Saturday, March 10, 2012

Manning up Kansas City

The idea of the Kansas City Chiefs acquiring Peyton Manning is enough to get my panties in a bunch. How many ghastly seasons have I flown back for games only to have my heart broken? Not only does he rock the casbah as a QB, he is funny and sexy as a Pixar character.

I love you KC Chiefs. I love you Peyton Manning.
Please make sweet love together.


Friday, March 9, 2012

Woes me...

Nicole Johnson... yawn.  Lady, your kids don't need to build a shrine for you, because you are building one for yourself.  Motherhood martyrdom is so boring.  You're hoping your adult children will want to come home for Thanksgiving to eat your fabulous, self-sacrificing food and wipe it from their mouths with an ironed napkin?  I'm hoping my grown-up kids will want to come home for the holidays because we will all sit by the fire, laugh, play cards and tell stories.  I guarantee you that they will want to come home because there is more love in my home than there are people to give it to...not because I lost all sense of self the second I became a mother.  And if your husband ignores you at a party, it's likely because you have been ignoring his requests for some adult conversation and fun ever since your kids came into this world.  You teach people how to treat you.  And you teach your kids the way they expect to be treated when they become parents.  Well done.  Having to choose between being a mother and being a respected and wholly fulfilled human being is completely baffling to me.


PS  I haven't showered today, and I am wearing 3-day-old yoga pants, flip flops and my husband's 8th grade football t-shirt.  But I also know it's a choice.  Just like when you choose to have your hair smell like peanut butter.  You're such a drag.

Fifty Shades of what is going on here?

My friend texted me a while ago to order a book called Fifty Shades of Grey on iBooks or Kindle.  She didn't really expand, just said it would be a fun distraction.  I tried for a minute but couldn't figure out iBooks on my phone (not that smart).  A while later we were talking and she said she had to finish the book she was reading.  I thought she was talking about our book club book and said, "Oh isn't that book horrible?"  She said, "No, not that book, I'm talking about my cliterature."  HA!  That may be the best hybrid word since shoptailing.  Well, I figured out iBooks immediately.  And after mentioning it to a few people I found out that this kind of twisted but in a fun way trilogy by E.L. James is sweeping the nation, one suburban housewife at a time.  Everyone I've talked to who has read them says that they 100% are having more sexy times with their husbands.  They are sexting, leaving parties early to love it up, skipping dessert.  So, I thought I would pass that along to you.  Cliterature.  Go on and get it (on).


Thursday, March 8, 2012

Can someone introduce me please?

I love the Barefoot Contessa.

She is so soothing and smiley. I want to snuggle into her ample breast and eat her decadent risotto. (Stop with your pervy minds people. Risotto is not code for anything.)

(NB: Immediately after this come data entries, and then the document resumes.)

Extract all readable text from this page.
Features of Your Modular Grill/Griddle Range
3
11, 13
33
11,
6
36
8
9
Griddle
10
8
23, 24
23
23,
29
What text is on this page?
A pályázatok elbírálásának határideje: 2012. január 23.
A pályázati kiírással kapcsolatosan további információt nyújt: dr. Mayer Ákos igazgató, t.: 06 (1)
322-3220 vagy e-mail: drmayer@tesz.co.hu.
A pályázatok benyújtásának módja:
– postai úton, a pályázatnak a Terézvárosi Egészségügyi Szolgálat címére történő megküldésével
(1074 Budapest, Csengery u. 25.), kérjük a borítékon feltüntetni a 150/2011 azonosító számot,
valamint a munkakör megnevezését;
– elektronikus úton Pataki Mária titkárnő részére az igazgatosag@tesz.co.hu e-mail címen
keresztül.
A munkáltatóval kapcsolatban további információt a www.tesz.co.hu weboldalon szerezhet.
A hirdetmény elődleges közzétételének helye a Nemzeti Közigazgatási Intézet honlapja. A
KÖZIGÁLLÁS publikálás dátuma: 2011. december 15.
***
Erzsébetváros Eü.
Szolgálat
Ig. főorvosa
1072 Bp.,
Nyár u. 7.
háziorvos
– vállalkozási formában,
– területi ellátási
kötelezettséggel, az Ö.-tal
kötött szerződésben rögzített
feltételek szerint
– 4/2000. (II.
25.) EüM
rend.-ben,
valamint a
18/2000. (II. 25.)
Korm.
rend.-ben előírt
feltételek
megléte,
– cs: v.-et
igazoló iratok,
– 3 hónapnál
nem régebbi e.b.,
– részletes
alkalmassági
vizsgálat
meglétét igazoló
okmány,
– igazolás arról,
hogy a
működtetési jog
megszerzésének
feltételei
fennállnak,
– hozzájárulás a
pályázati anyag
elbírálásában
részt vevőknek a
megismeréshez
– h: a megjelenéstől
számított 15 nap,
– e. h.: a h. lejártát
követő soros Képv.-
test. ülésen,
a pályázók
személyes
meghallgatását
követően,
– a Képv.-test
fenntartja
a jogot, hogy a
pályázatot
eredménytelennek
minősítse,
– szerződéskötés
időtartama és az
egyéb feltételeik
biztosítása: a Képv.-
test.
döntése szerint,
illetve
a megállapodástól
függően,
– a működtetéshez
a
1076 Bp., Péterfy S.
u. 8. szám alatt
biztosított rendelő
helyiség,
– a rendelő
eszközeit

Who wouldn't want to breeze into her East Hampton estate and gain 50lbs?!

Feed me woman, feed me.


Seems as though my petals have lost their dew

Fresh flowers in my sweet cubby-like apartment always add a splash of cheer:

Until day two (insert the wah wah wah wwaaaaaaah sound):

Where can I get plastic surgery for my flowers? They are too young to look like this. Do you suppose they would respond if I crushed up some Adderall and added it to their water?